• Feb 6th 2006, 09:19 PM
kdstalnaker
find the interval e^x (1+e^x)^2 dx
• Feb 6th 2006, 09:48 PM
CaptainBlack
Quote:

Originally Posted by kdstalnaker
find the interval e^x (1+e^x)^2 dx

What is the derivative of:

$\displaystyle \frac{(1+e^x)^3}{3}\ ?$

RonL
• Feb 7th 2006, 02:04 PM
ThePerfectHacker
Quote:

Originally Posted by kdstalnaker
find the interval e^x (1+e^x)^2 dx

I understand it as,
$\displaystyle \int e^x(1+e^x)^2dx$.
Okay, call $\displaystyle u=1+e^x$, then by substitution,
$\displaystyle \int u^2du=\frac{1}{3}u^3+C$
Thus,
$\displaystyle \frac{1}{3}e^{3x}+C$
Q.E.D.
• Feb 7th 2006, 08:19 PM
CaptainBlack
Quote:

Originally Posted by ThePerfectHacker
I understand it as,
$\displaystyle \int e^x(1+e^x)^2dx$.
Okay, call $\displaystyle u=1+e^x$, then by substitution,
$\displaystyle \int u^2du=\frac{1}{3}u^3+C$
Thus,
$\displaystyle \frac{1}{3}e^{3x}+C$
Q.E.D.

Try differentiating this, then compare it with the integrand.

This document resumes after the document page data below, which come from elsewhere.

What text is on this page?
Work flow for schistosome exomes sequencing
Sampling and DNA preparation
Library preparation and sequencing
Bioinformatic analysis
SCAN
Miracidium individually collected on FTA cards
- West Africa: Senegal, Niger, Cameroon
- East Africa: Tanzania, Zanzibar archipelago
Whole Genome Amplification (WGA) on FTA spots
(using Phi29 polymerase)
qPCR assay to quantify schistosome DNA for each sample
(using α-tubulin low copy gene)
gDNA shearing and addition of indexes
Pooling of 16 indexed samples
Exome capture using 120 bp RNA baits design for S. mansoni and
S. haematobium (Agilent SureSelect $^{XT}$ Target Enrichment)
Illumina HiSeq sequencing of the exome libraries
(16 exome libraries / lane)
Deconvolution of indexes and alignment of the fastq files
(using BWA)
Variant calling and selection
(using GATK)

They are
not the same. Then look at my posting; its a hint. Differentiate what
I suggest and you will recover the integrand. So what does that tell

RonL

RonL
• Feb 8th 2006, 06:23 PM
ThePerfectHacker
Quote:

Originally Posted by CaptainBlack
Try differentiating this, then compare it with the integrand. They are
not the same. Then look at my posting; its a hint. Differentiate what
I suggest and you will recover the integrand. So what does that tell

RonL

RonL

Not sure where you are getting at?
• Feb 8th 2006, 08:47 PM
CaptainBlack
Quote:

Originally Posted by ThePerfectHacker
Not sure where you are getting at?

What I am getting at is that

$\displaystyle \frac{d}{dx}\left(\frac{1}{3}e^{3x}+C \right)=e^{3x} \ne e^x(1+e^x)^2$

and so $\displaystyle \frac{1}{3}e^{3x}+C$ is not the integral of $\displaystyle e^x(1+e^x)^2$

But:

$\displaystyle \frac{d}{dx}\frac{(1+e^x)^3}{3}\ = e^x(1+e^x)^2$

and so $\displaystyle \frac{(1+e^x)^3}{3}+C$ is the integral of $\displaystyle e^x(1+e^x)^2$

RonL
• Feb 9th 2006, 12:39 PM
ThePerfectHacker
Of course! Look at how I used substitution rule. I subsituted $\displaystyle e^x$ for $\displaystyle u$ instead of $\displaystyle 1+e^x$.